According to TechCrunch, Paramount Skydance announced an amended all-cash offer for Warner Bros. Discovery on Monday, backed by an “irrevocable personal guarantee” from Oracle billionaire Larry Ellison for $40.4 billion in equity financing. This new bid is Paramount’s latest attempt to outmaneuver Netflix, which announced a deal to acquire WBD on December 5th for a total enterprise value of $82.7 billion, or $27.75 per share. Paramount first launched a hostile bid three days later, on December 8th, valued at $108.4 billion, or $30 per share. The WBD board rejected that initial Paramount offer just last week, calling it “illusory” and favoring the Netflix agreement. The new personal guarantee from Larry Ellison is designed specifically to address WBD’s concerns about the financing of Paramount’s “superior offer,” as stated by Paramount Skydance CEO David Ellison, who is Larry’s son.

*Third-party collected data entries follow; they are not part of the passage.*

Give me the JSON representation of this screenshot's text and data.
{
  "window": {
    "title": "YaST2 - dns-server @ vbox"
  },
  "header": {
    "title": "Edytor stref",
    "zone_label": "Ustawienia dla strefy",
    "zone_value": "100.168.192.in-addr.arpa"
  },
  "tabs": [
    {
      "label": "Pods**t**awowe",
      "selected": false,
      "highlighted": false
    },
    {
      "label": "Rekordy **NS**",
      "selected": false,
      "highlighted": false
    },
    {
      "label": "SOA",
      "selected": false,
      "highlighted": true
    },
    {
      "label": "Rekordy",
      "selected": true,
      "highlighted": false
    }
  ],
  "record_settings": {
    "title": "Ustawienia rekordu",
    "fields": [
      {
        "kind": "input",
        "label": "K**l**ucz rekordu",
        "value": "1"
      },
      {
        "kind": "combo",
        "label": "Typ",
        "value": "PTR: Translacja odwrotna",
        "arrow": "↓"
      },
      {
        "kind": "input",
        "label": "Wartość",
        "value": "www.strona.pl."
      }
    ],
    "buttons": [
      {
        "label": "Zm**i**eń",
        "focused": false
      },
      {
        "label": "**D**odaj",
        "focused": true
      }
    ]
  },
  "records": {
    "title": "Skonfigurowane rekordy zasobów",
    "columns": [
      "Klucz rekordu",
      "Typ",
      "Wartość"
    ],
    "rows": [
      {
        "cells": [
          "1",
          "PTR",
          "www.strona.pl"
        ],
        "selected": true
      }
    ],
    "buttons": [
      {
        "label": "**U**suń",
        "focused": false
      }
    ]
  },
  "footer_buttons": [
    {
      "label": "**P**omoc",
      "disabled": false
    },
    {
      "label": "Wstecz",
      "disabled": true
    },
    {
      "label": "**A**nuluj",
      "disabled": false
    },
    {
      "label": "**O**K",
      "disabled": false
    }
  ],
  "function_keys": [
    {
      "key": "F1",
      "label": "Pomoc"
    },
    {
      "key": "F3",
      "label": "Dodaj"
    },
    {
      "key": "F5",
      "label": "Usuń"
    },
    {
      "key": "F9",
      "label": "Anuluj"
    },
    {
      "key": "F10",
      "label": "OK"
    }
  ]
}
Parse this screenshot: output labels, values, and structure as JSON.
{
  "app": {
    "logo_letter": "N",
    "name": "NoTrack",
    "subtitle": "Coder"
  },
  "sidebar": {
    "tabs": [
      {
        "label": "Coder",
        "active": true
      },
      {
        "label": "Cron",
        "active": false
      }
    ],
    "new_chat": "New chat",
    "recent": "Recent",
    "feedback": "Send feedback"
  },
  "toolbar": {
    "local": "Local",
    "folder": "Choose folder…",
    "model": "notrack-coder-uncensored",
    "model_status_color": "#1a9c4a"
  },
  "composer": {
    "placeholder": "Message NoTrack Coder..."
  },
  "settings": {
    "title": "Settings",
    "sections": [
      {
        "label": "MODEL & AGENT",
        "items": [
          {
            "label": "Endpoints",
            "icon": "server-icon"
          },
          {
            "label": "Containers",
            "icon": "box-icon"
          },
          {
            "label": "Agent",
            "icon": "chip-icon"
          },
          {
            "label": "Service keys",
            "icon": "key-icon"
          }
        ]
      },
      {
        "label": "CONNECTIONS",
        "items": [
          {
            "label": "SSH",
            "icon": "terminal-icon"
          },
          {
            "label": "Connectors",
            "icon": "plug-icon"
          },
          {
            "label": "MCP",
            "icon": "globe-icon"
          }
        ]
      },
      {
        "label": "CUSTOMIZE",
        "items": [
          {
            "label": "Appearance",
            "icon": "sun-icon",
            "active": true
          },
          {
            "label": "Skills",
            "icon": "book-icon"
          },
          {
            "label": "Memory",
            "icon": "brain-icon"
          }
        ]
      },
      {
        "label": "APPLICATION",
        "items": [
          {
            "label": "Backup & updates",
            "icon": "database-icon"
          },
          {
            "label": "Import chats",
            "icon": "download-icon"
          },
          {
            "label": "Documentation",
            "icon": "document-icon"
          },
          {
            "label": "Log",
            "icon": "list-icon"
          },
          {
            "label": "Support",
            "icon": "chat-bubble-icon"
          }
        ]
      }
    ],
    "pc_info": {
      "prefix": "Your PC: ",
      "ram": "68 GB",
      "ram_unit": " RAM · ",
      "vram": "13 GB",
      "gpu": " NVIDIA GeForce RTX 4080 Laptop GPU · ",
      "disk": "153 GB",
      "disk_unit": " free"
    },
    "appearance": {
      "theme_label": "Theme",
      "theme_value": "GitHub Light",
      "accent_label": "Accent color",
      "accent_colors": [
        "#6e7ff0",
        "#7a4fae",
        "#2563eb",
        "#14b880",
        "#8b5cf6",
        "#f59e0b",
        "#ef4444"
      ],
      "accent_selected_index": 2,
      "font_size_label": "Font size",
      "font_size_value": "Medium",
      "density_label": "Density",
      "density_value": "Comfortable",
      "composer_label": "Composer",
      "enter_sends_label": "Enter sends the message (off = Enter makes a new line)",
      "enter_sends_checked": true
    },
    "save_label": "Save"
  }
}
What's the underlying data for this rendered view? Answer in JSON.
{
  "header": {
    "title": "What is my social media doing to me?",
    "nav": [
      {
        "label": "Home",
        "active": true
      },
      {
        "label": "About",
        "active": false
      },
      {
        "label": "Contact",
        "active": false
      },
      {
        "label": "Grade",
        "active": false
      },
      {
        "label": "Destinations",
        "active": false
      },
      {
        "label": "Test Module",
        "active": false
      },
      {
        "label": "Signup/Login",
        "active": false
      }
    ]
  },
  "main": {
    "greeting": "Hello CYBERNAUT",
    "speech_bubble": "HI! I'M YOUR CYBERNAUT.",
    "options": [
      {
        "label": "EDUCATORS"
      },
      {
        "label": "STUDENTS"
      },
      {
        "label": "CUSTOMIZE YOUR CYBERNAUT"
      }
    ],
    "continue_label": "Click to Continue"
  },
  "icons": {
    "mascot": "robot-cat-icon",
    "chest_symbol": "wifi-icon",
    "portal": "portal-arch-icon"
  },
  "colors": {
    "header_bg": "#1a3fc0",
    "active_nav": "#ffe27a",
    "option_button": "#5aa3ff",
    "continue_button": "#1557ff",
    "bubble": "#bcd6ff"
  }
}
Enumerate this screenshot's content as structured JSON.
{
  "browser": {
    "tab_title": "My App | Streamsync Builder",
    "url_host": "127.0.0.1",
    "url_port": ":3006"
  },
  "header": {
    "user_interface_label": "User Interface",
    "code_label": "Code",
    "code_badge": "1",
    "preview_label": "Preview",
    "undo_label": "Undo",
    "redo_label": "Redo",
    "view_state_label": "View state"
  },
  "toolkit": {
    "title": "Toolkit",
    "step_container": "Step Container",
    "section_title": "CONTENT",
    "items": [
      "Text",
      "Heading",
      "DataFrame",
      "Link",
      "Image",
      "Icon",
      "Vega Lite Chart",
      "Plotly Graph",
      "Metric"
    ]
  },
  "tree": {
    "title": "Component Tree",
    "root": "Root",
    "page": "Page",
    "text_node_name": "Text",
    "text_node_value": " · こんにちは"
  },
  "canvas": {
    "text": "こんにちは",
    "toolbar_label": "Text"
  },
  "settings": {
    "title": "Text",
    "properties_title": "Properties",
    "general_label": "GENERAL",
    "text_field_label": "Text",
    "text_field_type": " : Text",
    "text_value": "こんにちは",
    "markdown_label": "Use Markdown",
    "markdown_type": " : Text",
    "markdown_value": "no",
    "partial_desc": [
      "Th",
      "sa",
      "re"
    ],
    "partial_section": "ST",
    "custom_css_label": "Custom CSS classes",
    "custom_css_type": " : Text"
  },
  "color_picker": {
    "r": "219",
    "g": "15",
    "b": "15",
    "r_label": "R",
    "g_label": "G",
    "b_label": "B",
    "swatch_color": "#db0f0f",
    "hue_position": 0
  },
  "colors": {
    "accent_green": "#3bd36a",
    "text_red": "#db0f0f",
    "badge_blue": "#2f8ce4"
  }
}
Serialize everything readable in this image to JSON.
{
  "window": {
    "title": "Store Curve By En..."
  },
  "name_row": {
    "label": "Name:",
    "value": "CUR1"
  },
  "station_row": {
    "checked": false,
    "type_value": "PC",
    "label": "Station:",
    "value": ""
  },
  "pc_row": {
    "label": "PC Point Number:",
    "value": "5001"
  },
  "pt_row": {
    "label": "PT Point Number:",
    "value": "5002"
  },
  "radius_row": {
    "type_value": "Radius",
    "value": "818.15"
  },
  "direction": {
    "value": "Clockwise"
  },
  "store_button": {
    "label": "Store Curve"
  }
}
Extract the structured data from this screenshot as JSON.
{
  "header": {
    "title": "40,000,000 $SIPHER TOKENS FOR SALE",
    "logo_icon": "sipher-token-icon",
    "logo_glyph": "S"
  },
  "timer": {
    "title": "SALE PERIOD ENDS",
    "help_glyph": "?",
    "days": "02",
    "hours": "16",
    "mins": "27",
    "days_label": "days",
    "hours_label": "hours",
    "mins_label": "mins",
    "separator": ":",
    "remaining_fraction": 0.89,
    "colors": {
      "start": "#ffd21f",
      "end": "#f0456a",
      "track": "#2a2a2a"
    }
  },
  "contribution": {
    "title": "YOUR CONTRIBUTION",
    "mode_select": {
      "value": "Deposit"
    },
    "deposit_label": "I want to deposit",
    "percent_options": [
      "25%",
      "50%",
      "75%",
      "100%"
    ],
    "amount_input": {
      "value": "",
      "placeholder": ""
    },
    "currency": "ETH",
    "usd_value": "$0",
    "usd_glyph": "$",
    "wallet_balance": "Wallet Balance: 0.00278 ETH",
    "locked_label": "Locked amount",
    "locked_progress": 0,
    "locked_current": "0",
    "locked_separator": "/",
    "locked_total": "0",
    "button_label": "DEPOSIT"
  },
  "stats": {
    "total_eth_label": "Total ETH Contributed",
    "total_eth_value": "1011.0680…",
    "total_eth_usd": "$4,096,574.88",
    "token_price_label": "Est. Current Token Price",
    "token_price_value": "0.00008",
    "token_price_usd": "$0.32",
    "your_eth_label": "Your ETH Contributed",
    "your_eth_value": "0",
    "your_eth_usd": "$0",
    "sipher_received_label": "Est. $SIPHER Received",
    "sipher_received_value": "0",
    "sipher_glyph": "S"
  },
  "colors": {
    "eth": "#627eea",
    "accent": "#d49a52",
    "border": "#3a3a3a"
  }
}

The Battle for Hollywood’s Soul
Here’s the thing: this isn’t just about money anymore. It’s a clash of visions for what a legacy studio should be in the streaming age. Netflix’s deal is clean, mostly stock, and integrates WBD into its existing content machine. Paramount’s offer, now supercharged by Larry Ellison’s checkbook, is a hostile, all-cash play that promises a different future—more theatrical output, more production. But is that promise real, or just a tactic to win the boardroom war? The WBD directors have already called Paramount’s previous financing “misleading.” Throwing Larry Ellison’s personal fortune into the mix is a dramatic way to say, “See? We’re serious.” But it also makes this feel intensely personal for the Ellison family. David wants to run a major studio, and dad Larry has the resources to make it a reality, no matter the cost.
Stakeholder Whiplash
For everyone else—shareholders, employees, creatives—this ongoing saga creates massive uncertainty. Shareholders are theoretically being offered more cash upfront with Paramount. But the Netflix deal is arguably simpler and carries the momentum of the market-leading streamer’s global platform. Which is the better long-term bet? For filmmakers and showrunners, a Paramount-owned Warner might mean a push back toward traditional theatrical windows and maybe bigger budgets for franchise films. A Netflix-owned Warner likely means faster integration into its algorithmic, global content pipeline. And for consumers? It probably means less choice in the long run, as the industry consolidates into maybe three or four mega-players. Basically, no matter who wins, the era of a standalone Warner Bros. is over.
What Happens Next
So, does Larry Ellison’s guarantee change the game? It certainly raises the stakes. The WBD board’s main objection—financing—has been addressed in the most forceful way possible. They can’t easily claim the money isn’t there now. This puts enormous pressure on them to at least engage with Paramount or risk shareholder lawsuits for not pursuing a higher offer. But the Netflix deal is a signed, binding agreement. Backing out would be messy and expensive. We’re looking at a potential protracted legal and proxy fight. Paramount is betting that $30 per share in cash is too sweet for shareholders to ignore, forcing the board’s hand. The next move is WBD’s. Do they stick with the known quantity of Netflix, or roll the dice on the Ellison family’s deep pockets and grand ambitions? Buckle up.